Robert Grogan

Personal information
- Full name: Robert James Grogan
- Born: 21 March 1962 (age 64) Mount Isa, Queensland, Australia

Playing information
- Position: Five-eighth, Centre
Club
| Years | Team | Pld | T | G | FG | P |
| 1987–89 | Halifax | 60 | 10 | 0 | 0 | 40 |
| 1990 | Gold Coast | 17 | 4 | 0 | 0 | 16 |
| 1990–91 | Rochdale Hornets | 20 | 2 | 0 | 0 | 8 |
| 1991 | Bradford Northern | 6 | 0 | 0 | 0 | 0 |
|  | Total | 103 | 16 | 0 | 0 | 64 |
Representative
| Years | Team | Pld | T | G | FG | P |
| 1987 | Queensland | 2 | 2 | 0 | 0 | 8 |
- Source:

= Robert Grogan =

Australian rugby league footballer (born 1962)

Robert James Grogan (born 21 March 1962) is an Australian former rugby league footballer.

An outside back, Grogan was a Norths Aspley junior and Queensland under–18s representative. He started his first grade career in 1980 with Brothers, playing under Wayne Bennett. In 1987, Grogan was part of Queensland's tour of New Zealand, scoring two tries against the Bay of Plenty, and featured in a premiership team for Brothers.

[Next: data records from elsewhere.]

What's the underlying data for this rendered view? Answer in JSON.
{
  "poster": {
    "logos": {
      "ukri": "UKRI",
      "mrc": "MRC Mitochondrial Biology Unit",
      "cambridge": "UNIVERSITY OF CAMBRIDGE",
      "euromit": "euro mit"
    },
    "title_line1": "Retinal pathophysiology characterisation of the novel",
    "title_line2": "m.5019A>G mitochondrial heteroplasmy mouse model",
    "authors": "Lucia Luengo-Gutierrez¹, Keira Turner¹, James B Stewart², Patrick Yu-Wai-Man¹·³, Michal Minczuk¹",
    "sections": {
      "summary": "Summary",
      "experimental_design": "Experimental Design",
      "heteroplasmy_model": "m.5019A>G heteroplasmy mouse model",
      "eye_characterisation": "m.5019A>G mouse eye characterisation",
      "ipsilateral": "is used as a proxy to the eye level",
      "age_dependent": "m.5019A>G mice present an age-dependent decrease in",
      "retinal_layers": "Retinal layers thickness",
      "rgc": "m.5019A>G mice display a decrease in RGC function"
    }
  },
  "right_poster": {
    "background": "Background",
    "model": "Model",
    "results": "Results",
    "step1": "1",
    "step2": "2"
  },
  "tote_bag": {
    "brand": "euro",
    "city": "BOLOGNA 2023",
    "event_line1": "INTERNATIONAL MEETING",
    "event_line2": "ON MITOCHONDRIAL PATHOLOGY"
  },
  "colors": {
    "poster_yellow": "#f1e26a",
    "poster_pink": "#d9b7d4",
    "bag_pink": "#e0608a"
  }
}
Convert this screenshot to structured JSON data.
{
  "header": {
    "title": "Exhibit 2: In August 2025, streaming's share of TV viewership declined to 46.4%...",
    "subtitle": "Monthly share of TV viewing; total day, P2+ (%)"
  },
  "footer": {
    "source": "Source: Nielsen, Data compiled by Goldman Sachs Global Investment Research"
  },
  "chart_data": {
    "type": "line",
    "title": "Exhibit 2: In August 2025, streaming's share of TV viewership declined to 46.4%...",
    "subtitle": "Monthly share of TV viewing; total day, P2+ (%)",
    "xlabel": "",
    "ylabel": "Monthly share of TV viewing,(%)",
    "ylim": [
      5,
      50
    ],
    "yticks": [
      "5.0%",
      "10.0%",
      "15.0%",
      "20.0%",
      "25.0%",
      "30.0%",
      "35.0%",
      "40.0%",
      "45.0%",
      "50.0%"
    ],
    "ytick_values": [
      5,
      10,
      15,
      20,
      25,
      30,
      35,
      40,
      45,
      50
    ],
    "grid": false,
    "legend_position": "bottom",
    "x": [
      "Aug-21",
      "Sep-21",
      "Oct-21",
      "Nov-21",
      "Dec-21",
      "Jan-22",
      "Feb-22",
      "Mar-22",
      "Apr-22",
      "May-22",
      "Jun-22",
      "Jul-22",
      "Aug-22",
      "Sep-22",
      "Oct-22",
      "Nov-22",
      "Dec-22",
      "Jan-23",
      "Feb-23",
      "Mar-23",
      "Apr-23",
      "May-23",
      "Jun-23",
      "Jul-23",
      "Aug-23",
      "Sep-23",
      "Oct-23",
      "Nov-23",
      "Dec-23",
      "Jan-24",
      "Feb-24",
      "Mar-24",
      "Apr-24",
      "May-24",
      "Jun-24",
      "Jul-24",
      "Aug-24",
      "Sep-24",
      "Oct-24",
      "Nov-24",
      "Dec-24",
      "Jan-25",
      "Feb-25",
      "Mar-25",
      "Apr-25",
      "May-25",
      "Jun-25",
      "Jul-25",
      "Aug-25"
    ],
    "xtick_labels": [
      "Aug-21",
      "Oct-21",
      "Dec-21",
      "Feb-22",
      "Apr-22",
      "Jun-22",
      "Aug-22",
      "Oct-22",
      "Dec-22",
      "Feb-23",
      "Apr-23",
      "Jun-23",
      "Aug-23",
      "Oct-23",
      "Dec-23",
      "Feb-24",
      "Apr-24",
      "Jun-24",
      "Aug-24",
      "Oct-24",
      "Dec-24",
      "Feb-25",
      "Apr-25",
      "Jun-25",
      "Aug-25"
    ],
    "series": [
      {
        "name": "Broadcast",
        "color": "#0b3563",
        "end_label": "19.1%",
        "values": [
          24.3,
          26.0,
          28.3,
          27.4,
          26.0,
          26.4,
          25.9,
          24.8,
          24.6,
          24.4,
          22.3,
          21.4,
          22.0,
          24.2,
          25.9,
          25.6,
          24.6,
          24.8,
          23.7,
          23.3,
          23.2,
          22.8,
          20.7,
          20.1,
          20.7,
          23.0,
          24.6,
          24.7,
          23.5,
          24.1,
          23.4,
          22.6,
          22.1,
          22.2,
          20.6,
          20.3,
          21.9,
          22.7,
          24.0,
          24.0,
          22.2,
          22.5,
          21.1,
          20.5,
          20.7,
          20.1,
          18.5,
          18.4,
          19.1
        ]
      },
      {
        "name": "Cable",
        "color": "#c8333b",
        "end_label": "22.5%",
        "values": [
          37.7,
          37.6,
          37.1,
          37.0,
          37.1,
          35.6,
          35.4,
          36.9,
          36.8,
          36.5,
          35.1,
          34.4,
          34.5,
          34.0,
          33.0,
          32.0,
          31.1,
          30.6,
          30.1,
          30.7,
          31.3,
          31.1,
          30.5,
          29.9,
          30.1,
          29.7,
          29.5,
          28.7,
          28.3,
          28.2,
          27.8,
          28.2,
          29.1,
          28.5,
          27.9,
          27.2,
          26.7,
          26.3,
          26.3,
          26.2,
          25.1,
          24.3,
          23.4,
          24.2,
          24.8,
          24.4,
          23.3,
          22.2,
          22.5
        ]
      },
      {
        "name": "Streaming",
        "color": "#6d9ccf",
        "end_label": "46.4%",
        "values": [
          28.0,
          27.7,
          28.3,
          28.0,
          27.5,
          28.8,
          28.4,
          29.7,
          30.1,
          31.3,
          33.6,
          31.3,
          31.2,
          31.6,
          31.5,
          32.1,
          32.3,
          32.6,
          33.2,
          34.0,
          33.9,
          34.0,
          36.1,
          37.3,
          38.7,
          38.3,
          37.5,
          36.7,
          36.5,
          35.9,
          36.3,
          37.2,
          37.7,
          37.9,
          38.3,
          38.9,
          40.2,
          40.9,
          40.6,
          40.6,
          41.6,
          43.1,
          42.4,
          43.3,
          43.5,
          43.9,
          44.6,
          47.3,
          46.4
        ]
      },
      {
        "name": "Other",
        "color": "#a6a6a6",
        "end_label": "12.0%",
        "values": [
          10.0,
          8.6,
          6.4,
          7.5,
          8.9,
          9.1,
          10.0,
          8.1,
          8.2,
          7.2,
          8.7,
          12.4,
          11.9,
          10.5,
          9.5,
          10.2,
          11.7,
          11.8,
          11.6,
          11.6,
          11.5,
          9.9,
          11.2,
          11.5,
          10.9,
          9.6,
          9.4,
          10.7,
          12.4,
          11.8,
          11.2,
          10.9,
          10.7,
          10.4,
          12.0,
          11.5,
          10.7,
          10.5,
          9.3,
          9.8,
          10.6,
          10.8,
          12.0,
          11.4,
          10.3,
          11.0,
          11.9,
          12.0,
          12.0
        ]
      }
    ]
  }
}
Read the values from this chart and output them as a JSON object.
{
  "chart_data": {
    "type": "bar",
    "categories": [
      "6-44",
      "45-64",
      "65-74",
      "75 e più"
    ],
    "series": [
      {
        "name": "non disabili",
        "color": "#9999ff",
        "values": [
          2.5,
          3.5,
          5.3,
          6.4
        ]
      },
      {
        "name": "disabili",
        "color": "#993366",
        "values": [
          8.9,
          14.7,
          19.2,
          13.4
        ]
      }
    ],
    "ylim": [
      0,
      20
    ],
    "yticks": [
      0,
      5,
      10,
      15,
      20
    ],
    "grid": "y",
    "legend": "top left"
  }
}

Grogan played for the Gold Coast in the 1990 NSWRL season, making 17 first–grade appearances. This included two tries against South Sydney in a man of the match–winning performance. He played more often in England, where he had stints with Halifax, Rochdale and Bradford during the late 1980s and early 1990s.